On the other hand, there is a greater chance that the CPS will become a model: for criminal proceedings that are closer to those affected than purely international tribunals, while at the same time applying international rules and standards and thus demonstrating that these can be implemented in all their facets even under the most difficult circumstances and with a limited budget: the rule of law is not an unaffordable luxury that can only be applied in practice under regulated conditions!

However, it is crucial that the CPS is able to complete its mandate in a meaningful way: complete the ongoing processes, transfer the completed investigations to the Criminal Chamber and develop an orderly and sustainable exit strategy to transfer the pending proceedings to the ordinary judiciary. This, however, this requires continued support from the international community.

A piece of normality in a state of emergency

Whether this effort is worthwhile depends not least on our standards. Anyone who expects a court to heal all the wounds of a decades-long conflict in just a few years will be disappointed. On the other hand, those who recognize that every single indictment, every trial conducted in accordance with the rule of law, and every sentence effectively enforced creates a piece of normality in a country marked by states of emergency and leads to a transfer of knowledge—about fair trials, victims' rights, and reparations—will easily come to a different conclusion.

For me, the purpose of the CPS is precisely this: It is not a panacea, but a visible promise that the most serious crimes will not sink into oblivion and impunity.
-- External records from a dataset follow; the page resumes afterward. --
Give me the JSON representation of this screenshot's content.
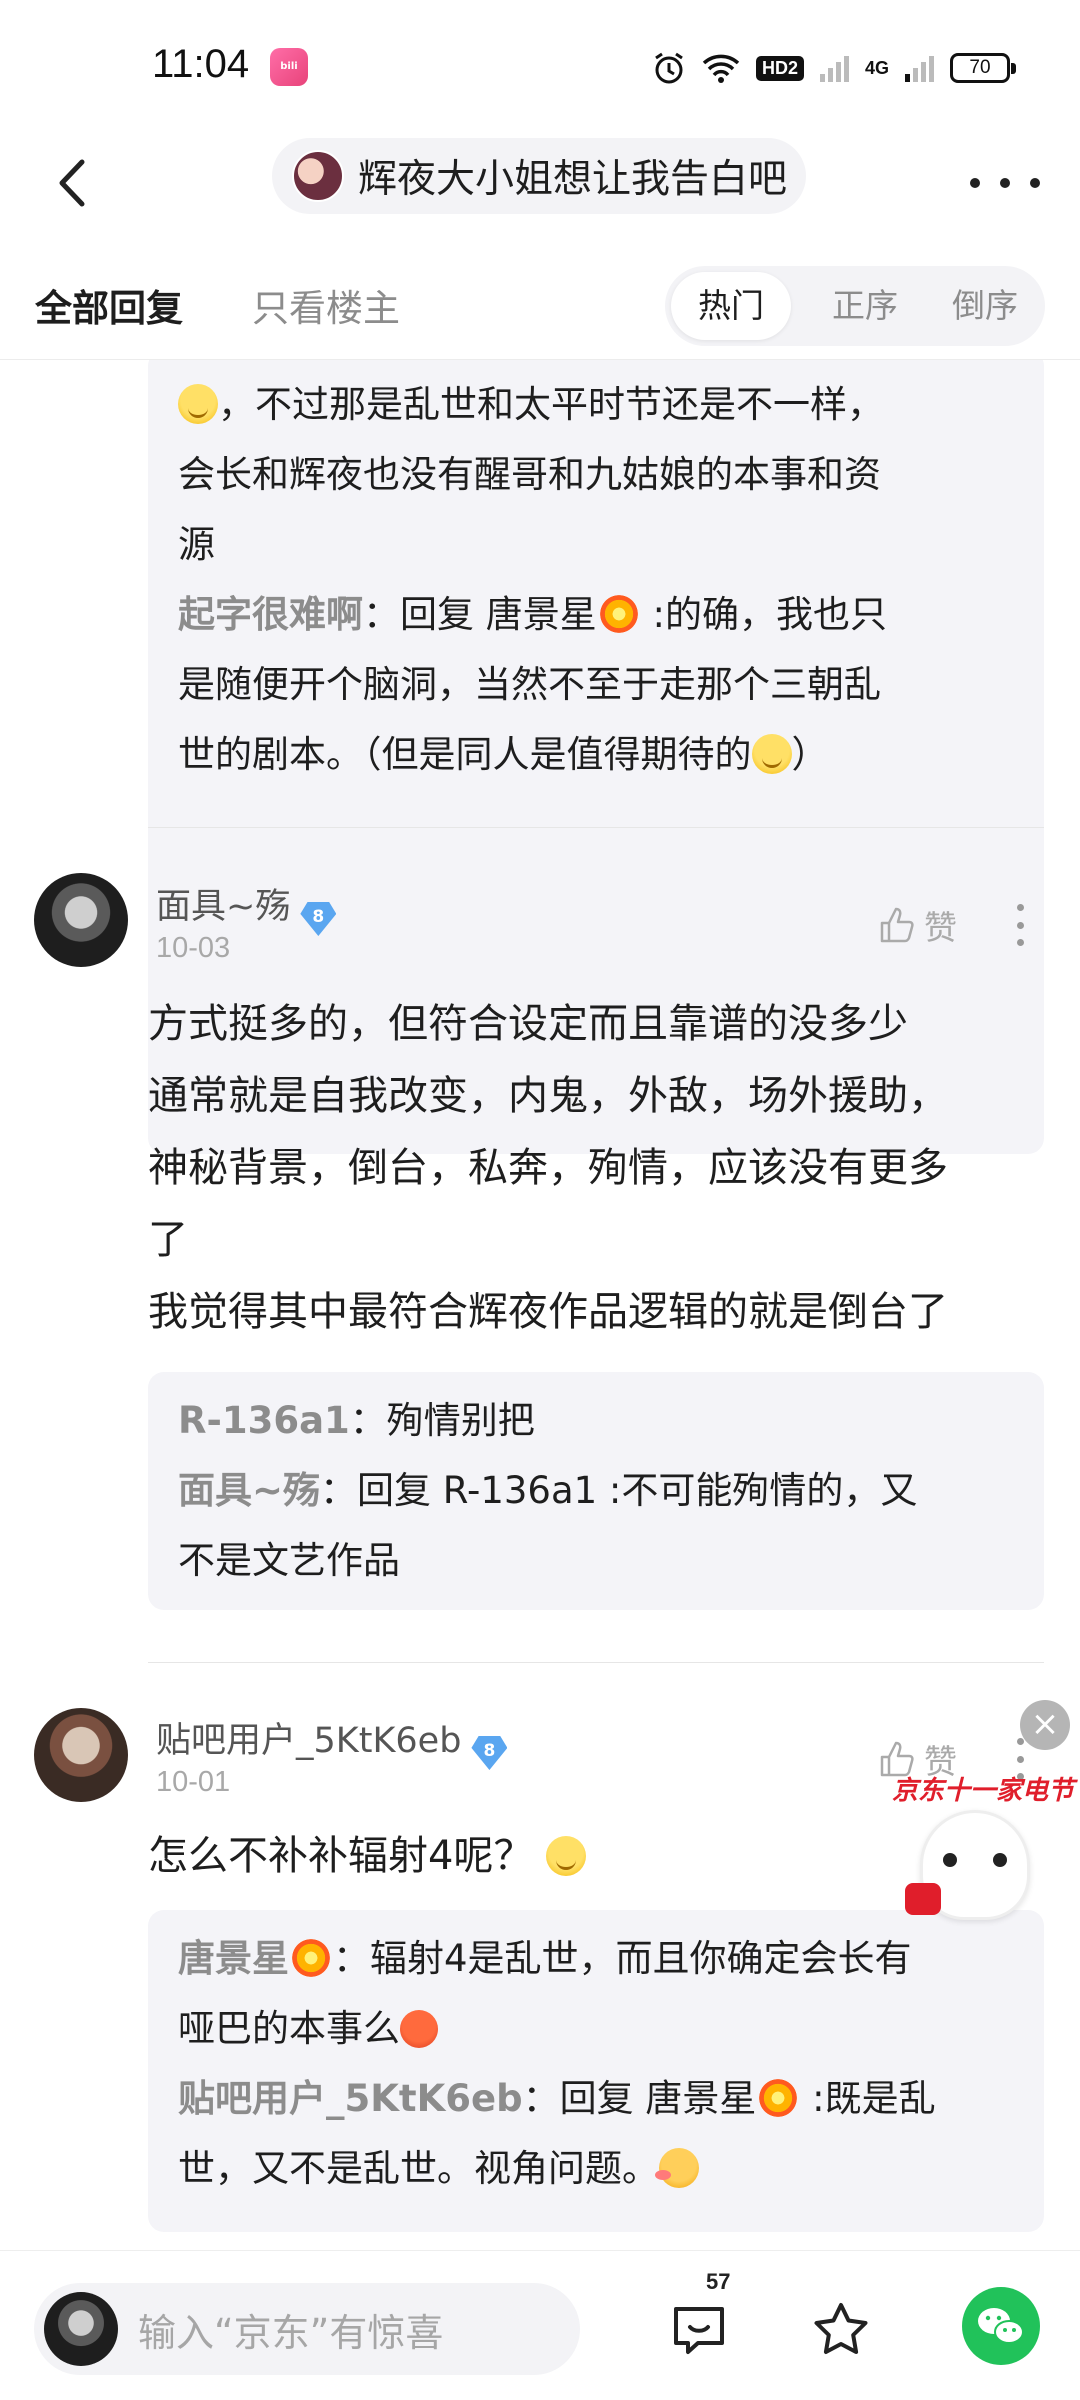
{
  "status_bar": {
    "time": "11:04",
    "app_icon": "bilibili",
    "hd_label": "HD2",
    "network_label": "4G",
    "battery": "70"
  },
  "nav": {
    "title": "辉夜大小姐想让我告白吧"
  },
  "filters": {
    "all": "全部回复",
    "host_only": "只看楼主",
    "sort": [
      "热门",
      "正序",
      "倒序"
    ]
  },
  "quote1": {
    "lines": [
      "，不过那是乱世和太平时节还是不一样，",
      "会长和辉夜也没有醒哥和九姑娘的本事和资",
      "源"
    ],
    "reply_name": "起字很难啊",
    "reply_prefix": "：回复 唐景星",
    "reply_line1_rest": " :的确，我也只",
    "reply_line2": "是随便开个脑洞，当然不至于走那个三朝乱",
    "reply_line3": "世的剧本。（但是同人是值得期待的",
    "reply_line3_end": "）"
  },
  "post1": {
    "name": "面具~殇",
    "level": "8",
    "date": "10-03",
    "like_label": "赞",
    "body": [
      "方式挺多的，但符合设定而且靠谱的没多少",
      "通常就是自我改变，内鬼，外敌，场外援助，",
      "神秘背景，倒台，私奔，殉情，应该没有更多",
      "了",
      "我觉得其中最符合辉夜作品逻辑的就是倒台了"
    ],
    "replies": {
      "r1_name": "R-136a1",
      "r1_text": "：殉情别把",
      "r2_name": "面具~殇",
      "r2_text": "：回复 R-136a1 :不可能殉情的，又",
      "r2_text2": "不是文艺作品"
    }
  },
  "post2": {
    "name": "贴吧用户_5KtK6eb",
    "level": "8",
    "date": "10-01",
    "like_label": "赞",
    "body": "怎么不补补辐射4呢？",
    "replies": {
      "r1_name": "唐景星",
      "r1_text": "：辐射4是乱世，而且你确定会长有",
      "r1_text2": "哑巴的本事么",
      "r2_name": "贴吧用户_5KtK6eb",
      "r2_text": "：回复 唐景星",
      "r2_text_rest": " :既是乱",
      "r2_text2": "世，又不是乱世。视角问题。"
    }
  },
  "ad": {
    "close": "×",
    "text": "京东十一家电节"
  },
  "bottom": {
    "placeholder": "输入“京东”有惊喜",
    "comment_count": "57"
  }
}
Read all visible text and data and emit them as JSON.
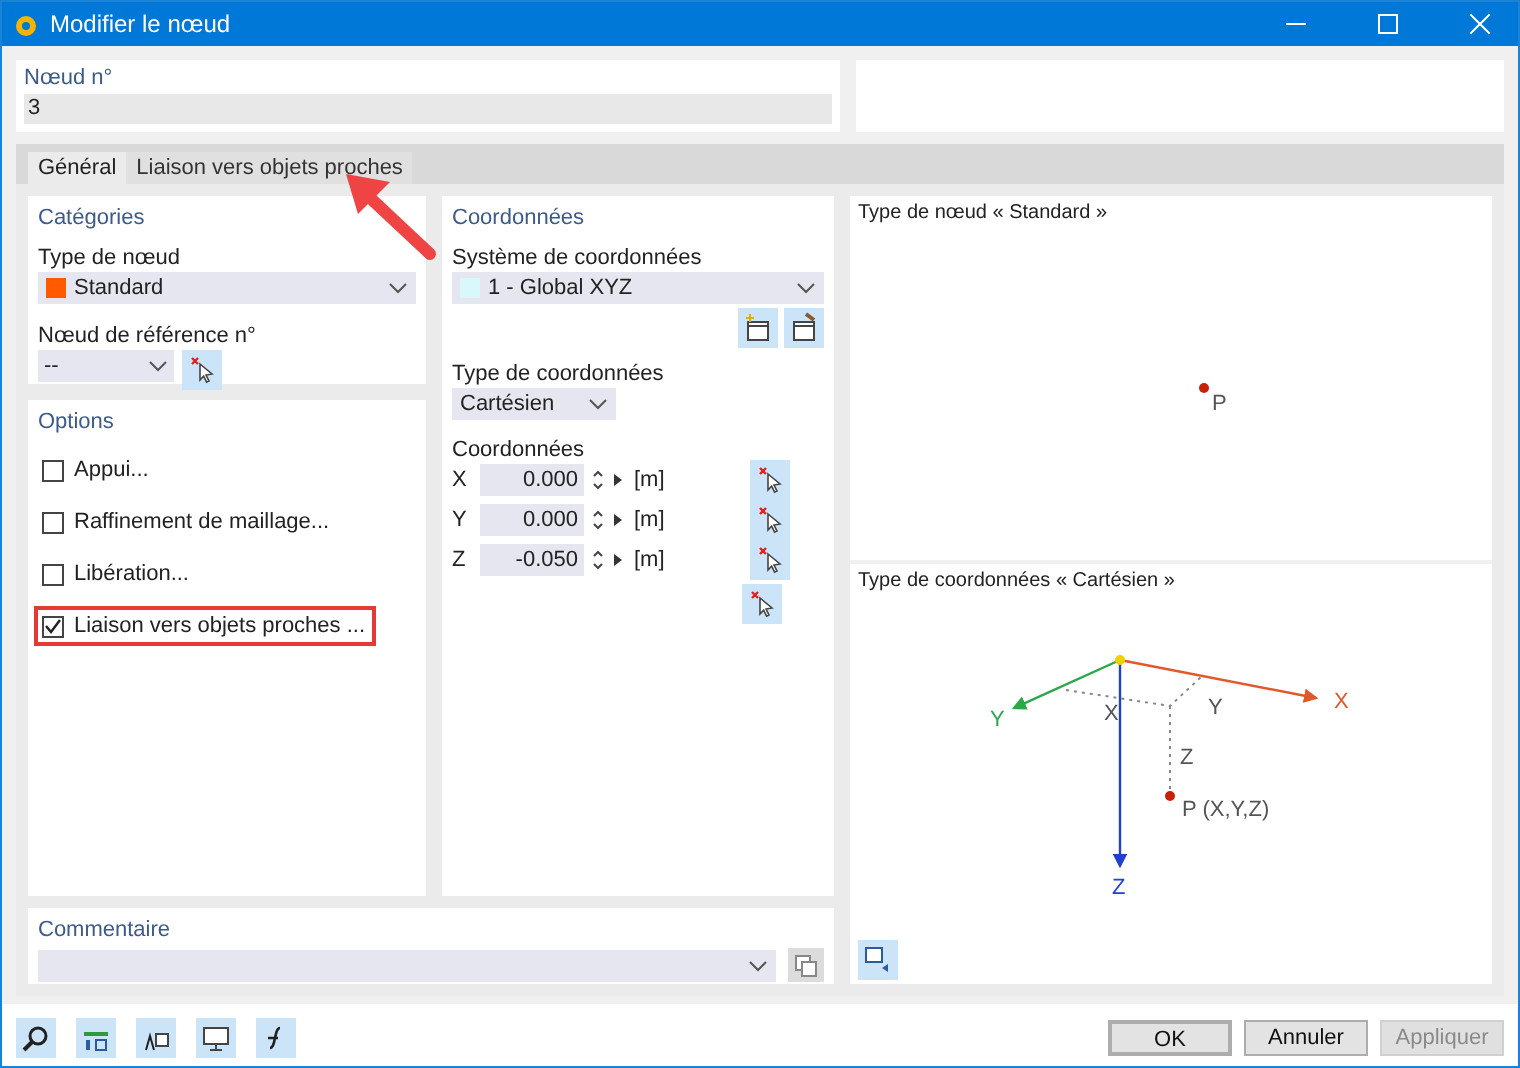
{
  "window": {
    "title": "Modifier le nœud"
  },
  "node_number": {
    "label": "Nœud n°",
    "value": "3"
  },
  "tabs": [
    {
      "label": "Général",
      "selected": true
    },
    {
      "label": "Liaison vers objets proches",
      "selected": false
    }
  ],
  "categories": {
    "title": "Catégories",
    "node_type_label": "Type de nœud",
    "node_type_value": "Standard",
    "reference_node_label": "Nœud de référence n°",
    "reference_node_value": "--"
  },
  "options": {
    "title": "Options",
    "items": [
      {
        "label": "Appui...",
        "checked": false,
        "highlighted": false
      },
      {
        "label": "Raffinement de maillage...",
        "checked": false,
        "highlighted": false
      },
      {
        "label": "Libération...",
        "checked": false,
        "highlighted": false
      },
      {
        "label": "Liaison vers objets proches ...",
        "checked": true,
        "highlighted": true
      }
    ]
  },
  "coordinates": {
    "title": "Coordonnées",
    "system_label": "Système de coordonnées",
    "system_value": "1 - Global XYZ",
    "type_label": "Type de coordonnées",
    "type_value": "Cartésien",
    "values_label": "Coordonnées",
    "rows": [
      {
        "axis": "X",
        "value": "0.000",
        "unit": "[m]"
      },
      {
        "axis": "Y",
        "value": "0.000",
        "unit": "[m]"
      },
      {
        "axis": "Z",
        "value": "-0.050",
        "unit": "[m]"
      }
    ]
  },
  "node_preview": {
    "title": "Type de nœud « Standard »",
    "point_label": "P"
  },
  "coord_preview": {
    "title": "Type de coordonnées « Cartésien »",
    "x_axis": "X",
    "y_axis": "Y",
    "z_axis": "Z",
    "x_projection": "X",
    "y_projection": "Y",
    "z_projection": "Z",
    "point_label": "P (X,Y,Z)"
  },
  "comment": {
    "title": "Commentaire"
  },
  "buttons": [
    {
      "label": "OK",
      "disabled": false,
      "default": true
    },
    {
      "label": "Annuler",
      "disabled": false,
      "default": false
    },
    {
      "label": "Appliquer",
      "disabled": true,
      "default": false
    }
  ]
}
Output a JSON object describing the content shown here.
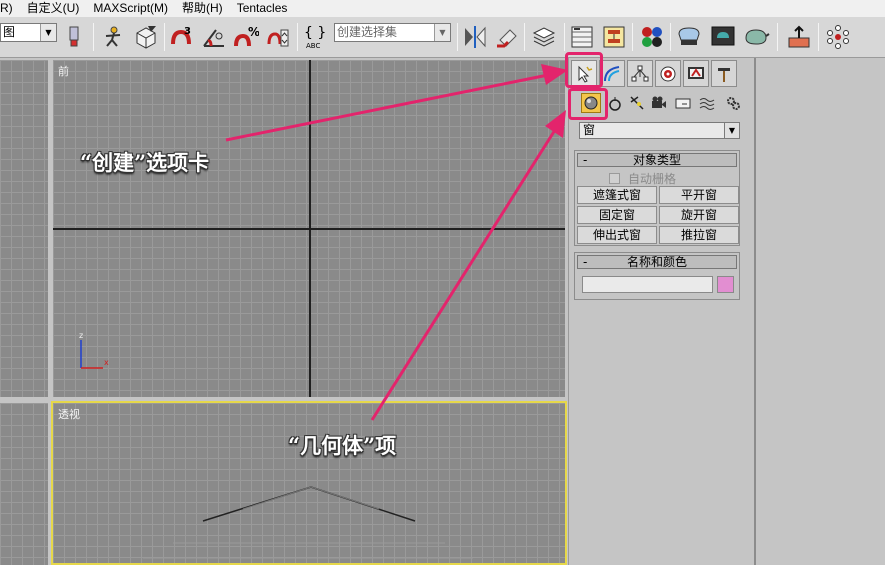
{
  "menu": {
    "items": [
      "R)",
      "自定义(U)",
      "MAXScript(M)",
      "帮助(H)",
      "Tentacles"
    ]
  },
  "toolbar": {
    "view_combo": "图",
    "selection_set_placeholder": "创建选择集",
    "snap_label": "3"
  },
  "viewports": {
    "front_label": "前",
    "perspective_label": "透视",
    "axis_z": "z",
    "axis_x": "x"
  },
  "command_panel": {
    "category_dropdown": "窗",
    "object_type_rollout": {
      "title": "对象类型",
      "collapse_symbol": "-",
      "autogrid_label": "自动栅格",
      "buttons": [
        "遮篷式窗",
        "平开窗",
        "固定窗",
        "旋开窗",
        "伸出式窗",
        "推拉窗"
      ]
    },
    "name_color_rollout": {
      "title": "名称和颜色",
      "collapse_symbol": "-",
      "name_value": "",
      "color": "#e28ed1"
    }
  },
  "annotations": {
    "create_tab": "“创建”选项卡",
    "geometry_item": "“几何体”项",
    "highlight_color": "#e3246c"
  }
}
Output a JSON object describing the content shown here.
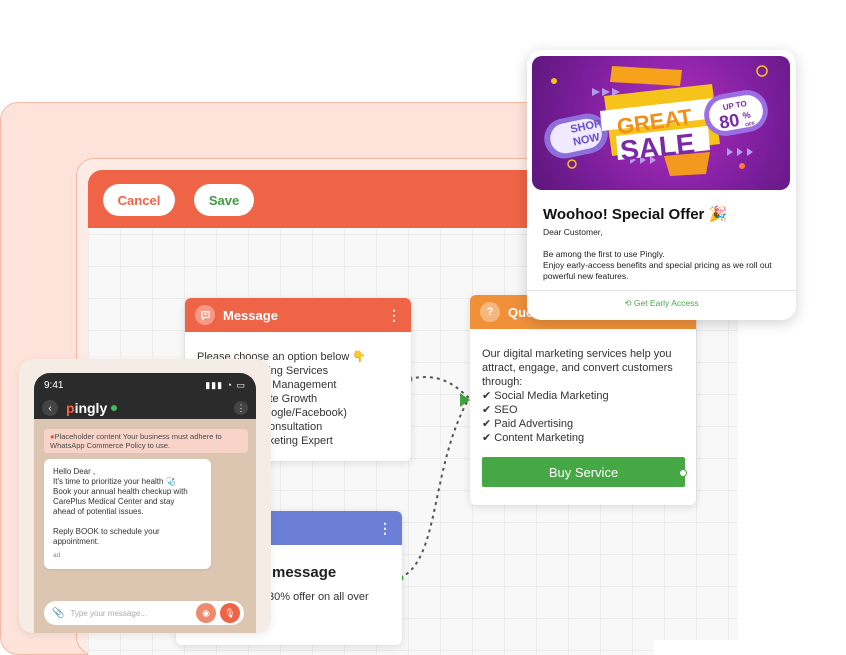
{
  "toolbar": {
    "cancel_label": "Cancel",
    "save_label": "Save"
  },
  "message_node": {
    "title": "Message",
    "lines": [
      "Please choose an option below 👇",
      "eting Services",
      "n Management",
      "ite Growth",
      "oogle/Facebook)",
      "onsultation",
      "rketing Expert"
    ]
  },
  "question_node": {
    "title": "Ques",
    "intro": "Our digital marketing services help you attract, engage, and convert customers through:",
    "items": [
      "✔ Social Media Marketing",
      "✔ SEO",
      "✔ Paid Advertising",
      "✔ Content Marketing"
    ],
    "button_label": "Buy Service"
  },
  "blue_node": {
    "title": "message",
    "text": "30% offer on all over"
  },
  "phone": {
    "time": "9:41",
    "brand_first": "p",
    "brand_rest": "ingly",
    "policy_text": "Placeholder content Your business must adhere to WhatsApp Commerce Policy to use.",
    "bubble_lines": [
      "Hello Dear ,",
      "It's time to prioritize your health 🩺",
      "Book your annual health checkup with",
      "CarePlus Medical Center and stay",
      "ahead of potential issues."
    ],
    "bubble_cta_1": "Reply BOOK to schedule your",
    "bubble_cta_2": "appointment.",
    "ad_label": "ad",
    "composer_placeholder": "Type your message..."
  },
  "offer": {
    "banner": {
      "shop": "SHOP",
      "now": "NOW",
      "great": "GREAT",
      "sale": "SALE",
      "up_to": "UP TO",
      "percent": "80",
      "pct_sign": "%",
      "off": "OFF"
    },
    "title": "Woohoo! Special Offer 🎉",
    "greeting": "Dear Customer,",
    "line1": "Be among the first to use Pingly.",
    "line2": "Enjoy early-access benefits and special pricing as we roll out powerful new features.",
    "cta": "Get Early Access"
  },
  "colors": {
    "brand": "#ef6446",
    "accent_green": "#45a845",
    "question_header": "#f0913a",
    "blue_header": "#6b7fd6"
  }
}
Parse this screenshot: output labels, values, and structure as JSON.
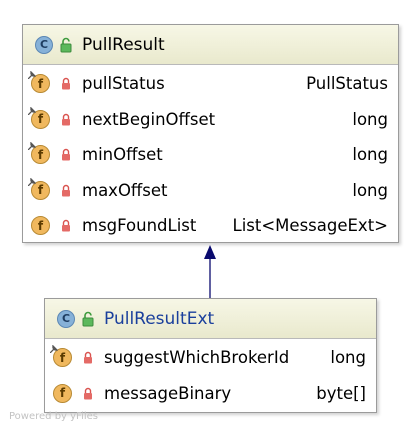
{
  "classes": [
    {
      "name": "PullResult",
      "icon_letter": "C",
      "name_color": "#000000",
      "fields": [
        {
          "name": "pullStatus",
          "type": "PullStatus",
          "pinned": true
        },
        {
          "name": "nextBeginOffset",
          "type": "long",
          "pinned": true
        },
        {
          "name": "minOffset",
          "type": "long",
          "pinned": true
        },
        {
          "name": "maxOffset",
          "type": "long",
          "pinned": true
        },
        {
          "name": "msgFoundList",
          "type": "List<MessageExt>",
          "pinned": false
        }
      ]
    },
    {
      "name": "PullResultExt",
      "icon_letter": "C",
      "name_color": "#1a3f9c",
      "fields": [
        {
          "name": "suggestWhichBrokerId",
          "type": "long",
          "pinned": true
        },
        {
          "name": "messageBinary",
          "type": "byte[]",
          "pinned": false
        }
      ]
    }
  ],
  "field_icon_letter": "f",
  "relation": {
    "type": "inheritance",
    "from": "PullResultExt",
    "to": "PullResult",
    "color": "#0a0a6e"
  },
  "footer": "Powered by yFiles"
}
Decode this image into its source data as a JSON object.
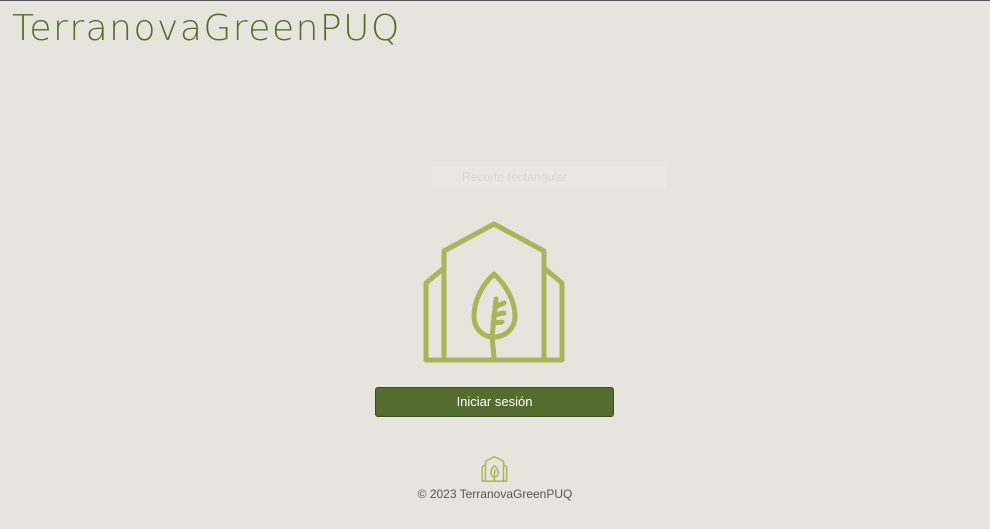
{
  "header": {
    "brand": "TerranovaGreenPUQ"
  },
  "main": {
    "faint_text": "Recorte rectangular",
    "logo_icon": "greenhouse-leaf-icon",
    "login_label": "Iniciar sesión"
  },
  "footer": {
    "logo_icon": "greenhouse-leaf-icon",
    "copyright": "© 2023 TerranovaGreenPUQ"
  },
  "colors": {
    "background": "#e5e5dd",
    "brand": "#556b2f",
    "logo": "#a9b55a",
    "button": "#556b2f",
    "button_text": "#ffffff"
  }
}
Delivering on this promise is worthwhile — for the victims, for the future of Central African justice and, yes, for all of us who work on this court.

 

The author, Stefan Schlotter, has been an international judge of the Pre-Trial Chamber and ad hoc judge of the Appeals Chamber of the Cour Pénale Speciale in Bangui since 2024. He previously worked for over 15 years as a public prosecutor, judge and consultant at the Federal Ministry of Justice, Berlin, and as a lawyer in an international law firm.